残念ながら医者になるほどの学力もなく、その後は普通のサラリーマンとなりましたが50年後の今も、その当時の気持ちが変わっていないことに驚きました。
一度は諦めたアイデア
社会人となり、金融系システムコンサルタントとして働いていた私は、あるとき、標高1500メートルにある長野県上高地での観光客誘致のプロジェクトを担当することになりました。そこで、高齢者や車いすユーザーに来てもらおうと考え、河川敷や山道にも対応できる車いすを探したのです。弟の車いすを押していた経験から、段差や砂利道での不自由さはよく知っていましたが、どこを探しても適した車いすは見つかりません。どうしたら凹凸道でも進めるのか、考えるうちにひらめいたのが、子どものころによくやった、前輪を持ち上げるという仕組みでした。

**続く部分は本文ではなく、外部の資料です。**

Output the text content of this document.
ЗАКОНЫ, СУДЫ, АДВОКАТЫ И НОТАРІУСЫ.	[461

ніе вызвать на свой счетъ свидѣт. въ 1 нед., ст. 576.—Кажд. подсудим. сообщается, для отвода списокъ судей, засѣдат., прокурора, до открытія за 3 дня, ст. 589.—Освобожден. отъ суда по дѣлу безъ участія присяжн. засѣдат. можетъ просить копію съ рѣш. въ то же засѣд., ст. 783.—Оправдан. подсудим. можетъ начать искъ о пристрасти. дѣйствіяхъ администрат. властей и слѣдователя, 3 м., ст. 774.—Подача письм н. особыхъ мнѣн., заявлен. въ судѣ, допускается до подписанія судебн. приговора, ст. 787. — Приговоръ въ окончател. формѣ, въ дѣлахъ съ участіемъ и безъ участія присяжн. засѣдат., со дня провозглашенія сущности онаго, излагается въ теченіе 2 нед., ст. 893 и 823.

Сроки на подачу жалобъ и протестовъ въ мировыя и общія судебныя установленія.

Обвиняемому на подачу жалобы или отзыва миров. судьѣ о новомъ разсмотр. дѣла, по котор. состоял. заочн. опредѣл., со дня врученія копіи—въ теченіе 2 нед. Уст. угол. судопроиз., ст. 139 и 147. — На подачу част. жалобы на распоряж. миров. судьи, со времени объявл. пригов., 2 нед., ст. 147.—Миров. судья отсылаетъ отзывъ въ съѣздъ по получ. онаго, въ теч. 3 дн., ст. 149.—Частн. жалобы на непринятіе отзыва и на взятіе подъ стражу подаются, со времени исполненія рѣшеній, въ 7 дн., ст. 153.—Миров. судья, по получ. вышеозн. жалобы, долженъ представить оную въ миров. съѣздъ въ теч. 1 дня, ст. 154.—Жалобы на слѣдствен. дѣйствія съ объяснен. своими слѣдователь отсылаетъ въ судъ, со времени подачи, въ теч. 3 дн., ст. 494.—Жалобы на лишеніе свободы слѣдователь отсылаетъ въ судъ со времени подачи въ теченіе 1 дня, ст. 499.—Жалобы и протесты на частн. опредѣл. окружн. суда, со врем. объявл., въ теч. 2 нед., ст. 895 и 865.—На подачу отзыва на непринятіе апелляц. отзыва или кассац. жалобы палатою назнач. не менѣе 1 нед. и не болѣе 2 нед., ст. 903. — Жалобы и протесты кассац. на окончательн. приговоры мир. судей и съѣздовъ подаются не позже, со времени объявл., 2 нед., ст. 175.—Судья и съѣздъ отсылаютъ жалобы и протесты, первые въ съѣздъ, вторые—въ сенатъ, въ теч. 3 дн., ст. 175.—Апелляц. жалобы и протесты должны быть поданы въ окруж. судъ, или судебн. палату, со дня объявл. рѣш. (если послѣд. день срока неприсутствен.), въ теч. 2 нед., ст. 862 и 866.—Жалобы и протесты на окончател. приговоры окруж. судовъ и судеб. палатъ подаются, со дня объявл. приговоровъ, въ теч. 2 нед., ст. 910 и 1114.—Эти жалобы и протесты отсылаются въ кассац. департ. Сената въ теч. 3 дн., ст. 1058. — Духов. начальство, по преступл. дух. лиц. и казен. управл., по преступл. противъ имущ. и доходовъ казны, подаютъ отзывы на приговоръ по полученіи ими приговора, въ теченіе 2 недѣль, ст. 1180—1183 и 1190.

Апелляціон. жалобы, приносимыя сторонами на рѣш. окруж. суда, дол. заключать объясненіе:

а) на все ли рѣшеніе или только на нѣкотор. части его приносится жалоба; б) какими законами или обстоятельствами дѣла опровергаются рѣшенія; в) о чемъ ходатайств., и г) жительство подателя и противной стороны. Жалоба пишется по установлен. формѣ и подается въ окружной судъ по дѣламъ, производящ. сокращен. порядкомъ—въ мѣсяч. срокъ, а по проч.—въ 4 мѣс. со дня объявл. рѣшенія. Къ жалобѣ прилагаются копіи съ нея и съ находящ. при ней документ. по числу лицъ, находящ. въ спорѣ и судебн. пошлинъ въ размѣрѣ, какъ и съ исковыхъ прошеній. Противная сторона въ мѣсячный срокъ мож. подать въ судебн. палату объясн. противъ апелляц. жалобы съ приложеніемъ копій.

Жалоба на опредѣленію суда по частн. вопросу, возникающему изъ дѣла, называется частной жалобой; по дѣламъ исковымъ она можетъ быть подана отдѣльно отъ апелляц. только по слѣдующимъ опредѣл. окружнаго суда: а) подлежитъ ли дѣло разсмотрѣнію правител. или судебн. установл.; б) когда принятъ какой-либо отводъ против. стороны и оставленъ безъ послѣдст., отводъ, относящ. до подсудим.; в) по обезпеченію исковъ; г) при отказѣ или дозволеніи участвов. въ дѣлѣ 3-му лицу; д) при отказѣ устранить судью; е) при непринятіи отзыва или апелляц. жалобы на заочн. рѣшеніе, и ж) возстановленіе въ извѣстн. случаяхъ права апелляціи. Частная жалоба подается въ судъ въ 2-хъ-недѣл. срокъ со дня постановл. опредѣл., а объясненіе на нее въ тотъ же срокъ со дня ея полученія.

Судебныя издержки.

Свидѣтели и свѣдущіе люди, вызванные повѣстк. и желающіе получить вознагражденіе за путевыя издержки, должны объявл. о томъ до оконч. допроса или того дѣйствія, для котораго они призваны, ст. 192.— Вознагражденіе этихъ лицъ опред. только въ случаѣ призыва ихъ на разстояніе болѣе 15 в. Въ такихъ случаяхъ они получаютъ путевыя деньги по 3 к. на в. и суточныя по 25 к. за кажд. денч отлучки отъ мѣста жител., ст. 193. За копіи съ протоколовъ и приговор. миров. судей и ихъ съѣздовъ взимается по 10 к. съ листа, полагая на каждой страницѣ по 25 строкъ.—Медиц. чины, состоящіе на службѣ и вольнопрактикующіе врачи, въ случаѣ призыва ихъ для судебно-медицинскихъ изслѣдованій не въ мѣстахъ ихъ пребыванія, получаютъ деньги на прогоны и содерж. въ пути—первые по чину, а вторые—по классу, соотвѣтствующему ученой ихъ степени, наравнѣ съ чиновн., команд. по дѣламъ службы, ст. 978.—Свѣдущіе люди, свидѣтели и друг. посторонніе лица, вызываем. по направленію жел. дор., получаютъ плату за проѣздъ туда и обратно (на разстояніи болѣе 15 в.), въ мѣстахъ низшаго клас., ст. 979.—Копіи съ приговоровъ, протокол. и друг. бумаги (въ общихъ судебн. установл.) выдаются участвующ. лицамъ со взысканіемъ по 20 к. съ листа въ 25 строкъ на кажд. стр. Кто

車いすの小さな前輪は、段差や凹凸にひっかかりやすく、介助者が押す場合は力をかけて前輪を持ち上げ、段差を越えなければなりません。しかし、非力な女性や子どもでは、前輪を持ち上げることすら難しい。そこで、けん引レバーをつけて「引く」ことを思いつきました。てこの原理で前輪を軽く持ち上げれば、大きな後輪だけになり、残りの力と体重を利用すれば、凹凸道だけでなく砂浜や雪道もスムーズに進めます。しかし、アイデアを思いついたものの、商品開発の経験などなく、一度は諦めるしかありませんでした。そんな私に、大きな転機が訪れます。それは、2011年3月11日に起きた東日本大震災です。